People are Loss Averse
In economics, it is known as the Prospect Theory. Prospect Theory states that people are loss averse, meaning people perceive losses more strongly than gains. If a small artist or team doesn’t go with a big label now, they may not have the opportunity to go with them in the future. A potentially big loss if the artist fails. If United Masters can quantify and mitigate the monetary value lost if an act succeeds, they could persuade some managers to adopt the risk and cost associated with staying independent. Clearly articulating a value proposition for theoretical future gains is difficult.
Conflict of Interest
In management theory, it is known as the Realtor Effect. If a realtor is selling a house, they only get a small percent of the sale. Instead of fighting for incremental gains for the seller, the Realtor’s time is better spent finding other houses to sell, despite whether the extra work is in the seller’s best interest. People on the business side of an artists career are incentivized to have artist’s work with a larger record company, because their dollar per hour inputed is more attractive. The business person is required they spend less time working with an act, but still sees attractive financial returns. The business person’s time is better spent finding and signing new acts.
Platform
It’s extremely difficult to build a platform based on assets you don’t own. Surviving in a company’s supply chain is difficult, because you are ultimately beholden to the owner of the content. United Masters doesn’t own the Streaming Services’ data or distribution network.
To The Point
If someone is going to disrupt the market with a low-end disruption, it would be an industry insider like United Masters’ founder. There are two reasons here…
- Longtime industry insider is the only person familiar enough with the inefficiencies that are actually crucial to win business.

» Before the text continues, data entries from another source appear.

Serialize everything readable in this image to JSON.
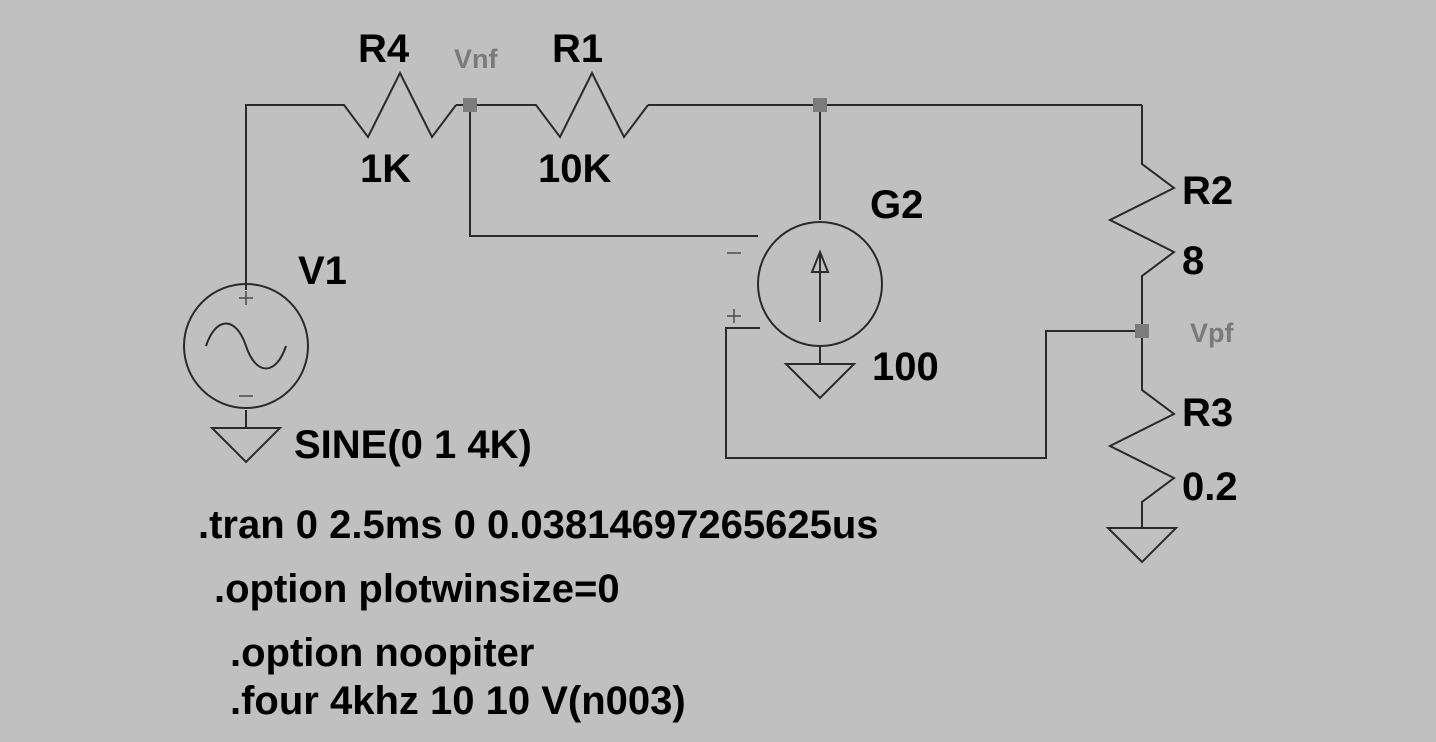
{
  "colors": {
    "background": "#c0c0c0",
    "wire": "#2a2a2a",
    "junction": "#7c7c7c",
    "net_label": "#7a7a7a",
    "text": "#000000"
  },
  "components": {
    "R4": {
      "ref": "R4",
      "value": "1K"
    },
    "R1": {
      "ref": "R1",
      "value": "10K"
    },
    "R2": {
      "ref": "R2",
      "value": "8"
    },
    "R3": {
      "ref": "R3",
      "value": "0.2"
    },
    "V1": {
      "ref": "V1",
      "value": "SINE(0 1 4K)",
      "icon": "sine-source-icon"
    },
    "G2": {
      "ref": "G2",
      "value": "100",
      "icon": "current-source-arrow-icon"
    }
  },
  "nets": {
    "vnf": "Vnf",
    "vpf": "Vpf"
  },
  "directives": [
    ".tran 0 2.5ms 0 0.03814697265625us",
    ".option plotwinsize=0",
    ".option noopiter",
    ".four 4khz 10 10 V(n003)"
  ]
}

- Low-end market disruption work in a B2B environment. Industry insiders know how to speak to the decision makers on the business side of an artist’s career, which makes them more qualified to explain the value proposition to them.
Conclusion
If you read my article closely, you’ll notice I don’t take a stand on the viability of United Masters. I don’t think asking the question “Do you think the company will succeed?” is the right question — I can’t tell you if the company will succeed. I can tell you how the incentives work. However, just because the incentives line up for the company does not mean they will succeed. But if a company can understand the incentives, they can make the right decisions, but that is half the battle. The ability to design and implement creative solutions to leverage these incentives is what separates success from failure.